Le procès l’assassinat de l’ex-président burkinabè Thomas Sankara et de ses douze compagnons a repris, ce mardi 22 mars 2022, après une vingtaine de jours de suspension. Au cours de l’audience de ce jour, les avocats de la défense ont relevé le « manque de preuve matérielle » dans ce jugement. Les conseils des accusés qui ont commencé les plaidoiries suivront un ordre de passage établi, communiqué à toutes les parties au procès.
Après avoir été suspendu le 3 mars 2022, à la suite des recours en inconstitutionnalité de certains avocats de la défense, le jugement a repris ce mardi 22 mars, quatre jours après la décision du Conseil constitutionnel qui a rejeté leurs requêtes jugées « mal fondées ».
Le premier à prendre la parole, est Me Mathieu Somé qui a campé le décor de ce qui sera la posture de la défense au cours de ses plaidoiries. Il a d’abord rendu hommage au défunt président Thomas Sankara et toutes les victimes du coup d’Etat du 15 octobre 1987 avant de faire son exposé.

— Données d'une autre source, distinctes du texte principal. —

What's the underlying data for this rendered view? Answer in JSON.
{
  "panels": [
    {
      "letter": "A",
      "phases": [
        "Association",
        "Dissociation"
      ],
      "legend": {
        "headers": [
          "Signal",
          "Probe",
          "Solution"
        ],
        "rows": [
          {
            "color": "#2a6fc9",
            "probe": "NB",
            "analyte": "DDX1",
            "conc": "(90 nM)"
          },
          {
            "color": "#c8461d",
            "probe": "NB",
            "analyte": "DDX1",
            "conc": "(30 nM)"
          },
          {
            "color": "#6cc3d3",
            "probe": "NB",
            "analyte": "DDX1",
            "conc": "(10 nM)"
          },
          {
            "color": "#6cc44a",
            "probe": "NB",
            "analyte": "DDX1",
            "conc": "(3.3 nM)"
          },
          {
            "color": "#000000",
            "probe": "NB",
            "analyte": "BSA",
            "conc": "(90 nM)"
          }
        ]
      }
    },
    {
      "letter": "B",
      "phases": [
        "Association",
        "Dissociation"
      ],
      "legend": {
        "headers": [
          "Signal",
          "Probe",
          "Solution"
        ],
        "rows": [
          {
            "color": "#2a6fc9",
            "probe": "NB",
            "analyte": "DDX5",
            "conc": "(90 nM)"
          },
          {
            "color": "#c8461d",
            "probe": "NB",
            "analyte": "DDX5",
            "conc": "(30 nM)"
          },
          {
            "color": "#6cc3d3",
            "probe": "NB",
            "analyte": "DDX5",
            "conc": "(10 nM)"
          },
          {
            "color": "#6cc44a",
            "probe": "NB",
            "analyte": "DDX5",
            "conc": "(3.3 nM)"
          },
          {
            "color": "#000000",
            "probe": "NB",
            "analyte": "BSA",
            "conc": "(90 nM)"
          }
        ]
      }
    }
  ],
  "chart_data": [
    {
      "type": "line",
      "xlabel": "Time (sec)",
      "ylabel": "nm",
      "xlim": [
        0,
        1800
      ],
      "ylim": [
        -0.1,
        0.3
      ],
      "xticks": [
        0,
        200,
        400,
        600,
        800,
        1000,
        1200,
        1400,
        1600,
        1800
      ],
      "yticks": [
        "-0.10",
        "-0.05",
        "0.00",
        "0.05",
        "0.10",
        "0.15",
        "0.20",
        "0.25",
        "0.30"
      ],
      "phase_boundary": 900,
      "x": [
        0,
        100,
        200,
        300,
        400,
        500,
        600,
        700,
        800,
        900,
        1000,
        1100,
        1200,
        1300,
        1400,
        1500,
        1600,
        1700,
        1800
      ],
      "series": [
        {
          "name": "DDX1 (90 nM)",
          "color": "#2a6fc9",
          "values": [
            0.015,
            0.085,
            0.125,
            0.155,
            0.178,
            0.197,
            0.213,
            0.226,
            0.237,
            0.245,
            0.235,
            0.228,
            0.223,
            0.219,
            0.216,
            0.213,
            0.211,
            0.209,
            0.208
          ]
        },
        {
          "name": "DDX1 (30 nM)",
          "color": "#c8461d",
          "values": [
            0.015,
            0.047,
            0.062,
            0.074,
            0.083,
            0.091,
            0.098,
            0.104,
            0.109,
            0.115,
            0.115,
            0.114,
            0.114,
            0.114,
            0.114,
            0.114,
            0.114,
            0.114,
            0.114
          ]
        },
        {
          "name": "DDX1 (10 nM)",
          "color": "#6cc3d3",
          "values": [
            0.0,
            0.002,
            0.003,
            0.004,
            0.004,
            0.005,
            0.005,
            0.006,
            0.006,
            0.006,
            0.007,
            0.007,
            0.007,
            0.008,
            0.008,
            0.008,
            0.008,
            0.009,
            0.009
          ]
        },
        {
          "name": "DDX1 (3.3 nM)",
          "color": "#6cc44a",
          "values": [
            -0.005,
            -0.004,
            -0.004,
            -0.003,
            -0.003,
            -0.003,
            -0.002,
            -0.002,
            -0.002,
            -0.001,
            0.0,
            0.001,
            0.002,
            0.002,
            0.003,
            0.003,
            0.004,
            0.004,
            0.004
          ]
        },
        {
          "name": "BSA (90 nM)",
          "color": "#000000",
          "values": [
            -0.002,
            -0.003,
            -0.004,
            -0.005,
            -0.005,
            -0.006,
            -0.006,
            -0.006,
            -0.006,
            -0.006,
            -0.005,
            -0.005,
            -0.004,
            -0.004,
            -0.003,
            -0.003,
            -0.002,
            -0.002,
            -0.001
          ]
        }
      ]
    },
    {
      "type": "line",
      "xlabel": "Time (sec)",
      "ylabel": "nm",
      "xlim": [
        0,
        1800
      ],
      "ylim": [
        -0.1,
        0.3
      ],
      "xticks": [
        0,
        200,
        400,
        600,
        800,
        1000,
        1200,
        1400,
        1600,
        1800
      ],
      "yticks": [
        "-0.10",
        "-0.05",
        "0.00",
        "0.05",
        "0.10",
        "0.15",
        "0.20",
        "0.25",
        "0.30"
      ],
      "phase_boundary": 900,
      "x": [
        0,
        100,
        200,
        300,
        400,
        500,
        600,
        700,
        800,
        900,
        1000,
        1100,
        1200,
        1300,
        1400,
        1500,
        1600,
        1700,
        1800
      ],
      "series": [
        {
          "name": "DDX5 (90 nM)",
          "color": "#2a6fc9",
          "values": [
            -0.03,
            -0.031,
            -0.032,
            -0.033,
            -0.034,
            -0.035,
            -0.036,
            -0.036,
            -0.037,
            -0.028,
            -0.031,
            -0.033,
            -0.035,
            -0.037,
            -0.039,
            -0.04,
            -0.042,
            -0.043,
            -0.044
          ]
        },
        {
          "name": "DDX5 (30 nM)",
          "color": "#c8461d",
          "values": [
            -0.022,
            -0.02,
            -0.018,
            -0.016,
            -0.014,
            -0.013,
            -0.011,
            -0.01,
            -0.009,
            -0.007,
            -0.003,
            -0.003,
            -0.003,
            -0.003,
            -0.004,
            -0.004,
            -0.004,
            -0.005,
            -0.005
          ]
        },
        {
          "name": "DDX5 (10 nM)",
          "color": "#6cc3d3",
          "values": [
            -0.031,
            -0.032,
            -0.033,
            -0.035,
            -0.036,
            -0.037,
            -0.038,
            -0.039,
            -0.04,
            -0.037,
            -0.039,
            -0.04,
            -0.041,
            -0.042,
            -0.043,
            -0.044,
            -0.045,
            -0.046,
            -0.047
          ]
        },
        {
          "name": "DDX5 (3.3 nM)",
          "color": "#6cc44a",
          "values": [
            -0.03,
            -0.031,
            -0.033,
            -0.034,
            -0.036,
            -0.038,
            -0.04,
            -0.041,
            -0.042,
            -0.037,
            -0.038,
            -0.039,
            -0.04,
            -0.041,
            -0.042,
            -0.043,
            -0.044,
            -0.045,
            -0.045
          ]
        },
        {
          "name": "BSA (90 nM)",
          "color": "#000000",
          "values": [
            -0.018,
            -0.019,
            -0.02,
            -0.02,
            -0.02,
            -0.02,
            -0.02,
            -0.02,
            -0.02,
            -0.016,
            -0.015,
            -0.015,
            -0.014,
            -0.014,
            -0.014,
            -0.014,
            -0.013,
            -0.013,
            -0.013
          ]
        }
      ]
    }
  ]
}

Me Somé a rappelé le contexte dans lequel la partie poursuivante a monté le dossier et le judiciarisé. Vu les péripéties de la procédure du dossier qui a connu plusieurs blocages, faisant que l’affaire dure 34 ans maintenant, il s’est appesanti sur la prescription de l’action publique. Il a évoqué ainsi l’effritement des éléments de preuve dans ce jugement emblématique.
Pour lui, cela fait que si le tribunal militaire n’y prenne garde, le procès peut déboucher sur de « grosses erreurs ». A suivre cet avocat qui défend l’accusé Diendéré Gilbert, selon la loi nationale et internationale, cette affaire devait faire partie des « crimes prescriptibles » dont la durée maximale est de dix ans.
A sa suite, c’est son confrère cadet, Me Abdoul Latif Dabo qui a pris la parole pour examiner la question de l’intime conviction jugée très importante pour des jugements de ce genre. Mais avant, il a fait un développement pour montrer la tâche difficile qui est la leur dans un tel dossier où l’opinion a déjà sa vérité et fait sa justice.
« Les erreurs judiciaires proviennent en grande partie des témoignages », a déclaré en guise de prévention, Me Dabo, qui en a cité quelques exemples pour tenter d’édifier le tribunal et l’assistance. Pour connaître les bons ou faux témoignages, Me Dabo a préconisé de prendre en compte deux facteurs à savoir, « l’objet du témoignage et les aptitudes du témoin » parce que pour lui, « le plus grand nombre des témoignages n’est pas synonyme de vrais ou bons témoignages ». Il a fait noter que « les témoins se fient souvent aux représentations qu’ils ont déjà en tête ».
Le troisième avocat à plaider est Me Issiaka Ouattara, défenseur de l’accusé Alidou Diébré, poursuivi pour faux et faux en écriture. Il s’est appesanti sur la prescription de l’action publique et la matérialité des faits reprochés à son client pour démontrer son innocence dans cette affaire. Dans sa logique, à l’espèce, les faits reprochés à son client est « un délit et non un crime ».
Les Conseils de l’accusé Amado Kafando que sont Me Moumouny Kopiho et Me Aliou Diakité, ont, au cours de leurs plaidoiries, regretté le maintien de leur client dans cette affaire dans laquelle le ministère public a reconnu sa non implication dans le coup de force du 15 octobre 1987 et a requis l’acquittement à son égard.
Pour eux, « la respectabilité et l’honorabilité » de leur client a pris un coup car pour l’opinion, rien qu’à entendre le nom d’une personne citée dans cette affaire équivaut à sa culpabilité. C’est pourquoi, ils ont demandé au président du tribunal militaire de déclarer « acquitté » leur client qui « a subi beaucoup de préjudices morales ».
Quant à Me Mamadou Coulibaly qui défend l’accusé Belemlilga Albert Pascal, il a relevé qu' »aucun témoin ou co-accusé n’a remis en cause les déclarations » de son client qui les a « répétées trois fois » dans ce dossier. Me Coulibaly a démontré dans un rappel chronologique, des déclarations et témoignages que son client n’est pas coupable dans cette affaire. Il a été demandé qu’il plaise au tribunal de suivre la voie du parquet qui a requis l’acquittement contre Albert Pascal Belemlilga.